The Streams 4.2 console includes increased monitoring capabilities for ZooKeeper ensembles. The console now displays information about the ZooKeeper ensemble in the domain and allows the user to monitor the health and metrics of each ZooKeeper node in the ensemble.
The ZooKeeper Health Analysis dialog displays metrics and health statistics for all nodes in a ZooKeeper ensemble.
How do I display the ZooKeeper metrics?
To display the ZooKeeper Health Analysis dialog, go to the Management dashboard, click on the left most button in the upper button bar to display the tree widget that displays all of the objects in the domain. At the bottom of this tree is a new menu item called ZooKeeper Ensemble. Once the menu for the ZooKeeper ensemble is displayed click the link Check ZooKeeper Health.
The other menu item, Reset ZooKeeper Statistics, can be selected at any time to clear existing statistics and restart their collection.
After a few seconds (if the number of nodes in the ZooKeeper ensemble is large, it will take longer), the dialog appears. It displays a tab for each node in the ensemble.
What do the statistics mean?
In the ZooKeeper Metrics section, the overall status of the node is displayed, along with the Minimum, Average and Maximum latency values. These values represent the number of milliseconds this node took to respond to requests. If the latency numbers are high, it can be a result of slow disk performance, a result of devices being virtualized or being shared (not dedicated) or slow hardware. All can cause zookeeper disconnects as a result and system instability.
The Request Outstanding section is helpful in determining if requests are backing up on this node.
In the Metrics for ZooKeeper operation tests section the time to perform each ZooKeeper operation is displayed based on running a test that collects the statistical information. Count indicates the number of operations for that test, and all the other statistical categories indicate the amount of time to perform the operation.
The Create and Delete operation counts should be identical because the test creates and then deletes (cleans up) after itself.

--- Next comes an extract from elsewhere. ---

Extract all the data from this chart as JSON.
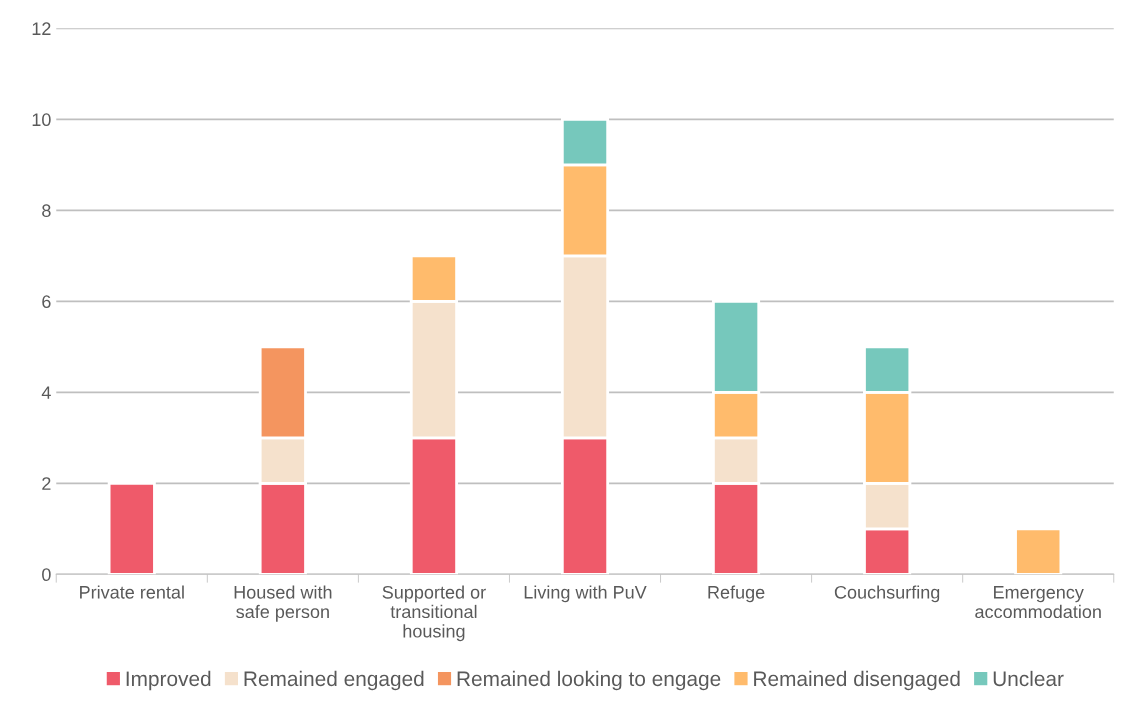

Why are some of the icons yellow, and some of the values in red?
Default threshold values have been configured for the metrics. If any value is outside these threshold ranges the yellow warning icon is added and the value is colored red.
Why are ZooKeeper Health Statistics important?
If processing in the Streams domain seems sluggish or PE’s appear unhealthy it is a good idea to check on the nodes of the ZooKeeper ensemble to see if there are latency issues.
Also, if Streams services go up and down unpredictably it may be related to a ZooKeeper issue and these health and metric tests should be run.
Important: The health and statistics displayed are cumulative since the time the domain was started. If there was a problem with ZooKeeper in the past these statistics will skew the results displayed. To clear old statistics and restart monitoring, select the ‘Reset ZooKeeper Statistics’ from the ZooKeeper Ensemble menu item in the Streams tree.
Is the ZooKeeper Ensemble Information from the Streams 4.1 Management dashboard still available?
Yes. This card still appears in the Management dashboard and displays similar information to the ZooKeeper Metrics section in the new dialog. However, this card does not display the ZooKeeper operation metrics.
For information about setting up ZooKeeper, see the IBM Knowledge Center.